Gideon Levy, Haaretz, 31/10/2024
Traduit par Fausto Giudice, Tlaxcala

Quand Bezalel Smotrich pleure, on ne peut que répondre par un rire amer. Quand Uriah Ben-Natan pleure sur la tombe de son frère Shuvael et fait son éloge funèbre, nous devons appeler la police pour qu’elle l’arrête. Lorsqu’une guerre brutale se poursuit sans fin à cause de Smotrich, Ben-Natan et de leurs semblables, nous n’avons pas à partager leur peine.


Le ministre des Finances Bezalel Smotrich à la Knesset portant deux pin’s : un gravé avec la carte d’Israël, Cisjordanie comprise, et un pin’s jaune pour les “otages”, le 9 septembre. Photo Oren Ben Hakoon


Lorsque le deuil se transforme en une incitation répugnante à commettre de nouveaux crimes de guerre, on ne peut l’ignorer, même lorsque la source est un homme qui vient de perdre son frère. Le politiquement correct doit cesser ici, ainsi que le précepte selon lequel « une personne ne peut être tenue responsable de ce qu’elle dit lorsqu’elle est en détresse ». Leur douleur n’est pas la mienne : leur douleur n’est pas celle de tous les Israéliens.
Le ministre des finances, Bezalel Smotrich, a fondu en larmes cette semaine lors d’une réunion de son parti, Sionisme religieux, à la Knesset, en évoquant les « sages, les érudits de la Torah, qui sont tombés pour défendre l’État ». Celui qui a poussé à la poursuite de la guerre et même à son escalade, et qui a empêché sa fin en exerçant le pouvoir d’extorsion de sa coalition, ne mérite pas de partager le chagrin d’autrui.
Plus que tout, Smotrich déplore le prix que la communauté sioniste religieuse a payé en sang dans la guerre, « un prix disproportionné par rapport à sa part de la population ». Cependant, il ne faut pas ignorer le rôle de ce groupe dans les horreurs de la guerre et dans sa poursuite criminelle.

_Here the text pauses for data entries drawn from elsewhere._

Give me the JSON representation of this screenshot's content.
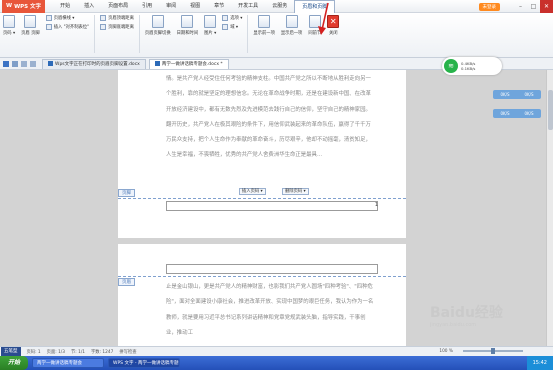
{
  "app": {
    "logo": "WPS 文字"
  },
  "menu": {
    "tabs": [
      "开始",
      "插入",
      "页面布局",
      "引用",
      "审阅",
      "视图",
      "章节",
      "开发工具",
      "云服务",
      "页眉和页脚"
    ],
    "active_tab": "页眉和页脚"
  },
  "title_right": {
    "login": "未登录",
    "minimize": "–",
    "restore": "□",
    "close": "✕"
  },
  "ribbon": {
    "big_buttons": [
      {
        "label": "页码 ▾",
        "icon": "page-number-icon"
      },
      {
        "label": "页眉 页脚",
        "icon": "header-footer-icon"
      },
      {
        "label": "页眉页脚切换",
        "icon": "switch-header-footer-icon"
      },
      {
        "label": "日期和时间",
        "icon": "date-time-icon"
      },
      {
        "label": "图片 ▾",
        "icon": "picture-icon"
      },
      {
        "label": "显示前一项",
        "icon": "show-previous-icon"
      },
      {
        "label": "显示后一项",
        "icon": "show-next-icon"
      },
      {
        "label": "同前节",
        "icon": "same-as-previous-icon"
      },
      {
        "label": "关闭",
        "icon": "close-header-footer-icon"
      }
    ],
    "small_buttons": [
      {
        "label": "页眉横线 ▾",
        "icon": "header-line-icon"
      },
      {
        "label": "插入 \"对齐制表位\"",
        "icon": "tab-stop-icon"
      },
      {
        "label": "页眉顶端距离",
        "icon": "header-distance-icon"
      },
      {
        "label": "页脚底端距离",
        "icon": "footer-distance-icon"
      },
      {
        "label": "选项 ▾",
        "icon": "options-icon"
      },
      {
        "label": "域 ▾",
        "icon": "field-icon"
      }
    ]
  },
  "doc_tabs": [
    {
      "label": "Wps文字正在打印时的页眉页脚设置.docx",
      "active": false
    },
    {
      "label": "两学一做讲话稿专题会.docx *",
      "active": true
    }
  ],
  "net_widget": {
    "up": "0.4KB/s",
    "down": "0.1KB/s"
  },
  "side_pills": [
    {
      "left": "0K/S",
      "right": "0K/S"
    },
    {
      "left": "0K/S",
      "right": "0K/S"
    }
  ],
  "page1": {
    "paragraph": "情。是共产党人经受住任何考验的精神支柱。中国共产党之所以不断地从胜利走向另一个胜利，靠的就是坚定的理想信念。无论在革命战争时期，还是在建设新中国、在改革开放经济建设中，都有无数先烈及先进模范去践行自己的信仰，坚守自己的精神家园。翻开历史，共产党人在极其艰险的条件下，用信仰武装起来的革命队伍，赢得了千千万万民众支持，把个人生命作为奉献的革命奋斗，历尽艰辛，他却不动摇毫，清贫知足，人生是幸福，不畏牺牲，优秀的共产党人舍费洲华生命正是最具...",
    "footer_tag": "页脚",
    "insert_page_btn": "插入页码 ▾",
    "delete_page_btn": "删除页码 ▾",
    "page_number": "1"
  },
  "page2": {
    "header_tag": "页眉",
    "paragraph": "止是金山银山，更是共产党人的精神财富，也影我们共产党人圆场\"四种考验\"、\"四种危险\"，面对全面建设小康社会，推进改革开放、实现中国梦的艰巨任务，我认为作为一名教师，就是要用习近平总书记系列讲话精神和党章党规武装头脑，指导实践，干事创业，推动工"
  },
  "status": {
    "ime": "五笔型",
    "page": "页码: 1",
    "pages": "页面: 1/3",
    "section": "节: 1/1",
    "words": "字数: 1247",
    "spell": "拼写检查",
    "zoom": "100 %"
  },
  "taskbar": {
    "start": "开始",
    "tasks": [
      "两学一做讲话稿专题会",
      "WPS 文字 - 两学一做讲话稿专题会.docx"
    ],
    "clock": "15:42"
  },
  "watermark": {
    "text": "Baidu经验",
    "sub": "jingyan.baidu.com"
  },
  "colors": {
    "accent": "#2c6ab8",
    "close": "#e13b2e",
    "taskbar": "#2450b8"
  }
}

Soldats israéliens en opération à Gaza, octobre 2024. Photo Tsahal

C’est une guerre de l’électorat de Smotrich. C’est la première guerre de l’extrême droite. Jamais Israël n’a mené une guerre dans laquelle la droite kahaniste a eu une influence aussi profonde.
Une forte majorité d’Israéliens la soutient. Les combats ne sont pas dirigés par les jeunes des collines, les jeunes colons juifs radicalisés de Cisjordanie. La plupart des crimes de guerre qui ont été perpétrés l’ont été par des officiers, des pilotes et des soldats de la gauche sioniste et du centre politique. En outre, il est également vrai que le Premier ministre Benjamin Netanyahou porte la plus grande part de responsabilité et de blâme pour la guerre.
Mais Israël n’a jamais mené une guerre dans laquelle les colons et leurs partisans ont eu une influence aussi décisive sur son déroulement. Par conséquent, lorsque l’un de leurs dirigeants pleure, il ne peut susciter aucune sympathie ou compassion de la part des opposants à la guerre. À cause de Smotrich et de ses semblables, il y a maintenant des millions de personnes qui pleurent sans cesse, de Beyrouth à Rafah, y compris en Israël. À cause d’eux, Israël est devenu un État paria dans lequel toute compassion et toute humanité envers l’autre est non seulement étrangère, mais considérée comme une trahison.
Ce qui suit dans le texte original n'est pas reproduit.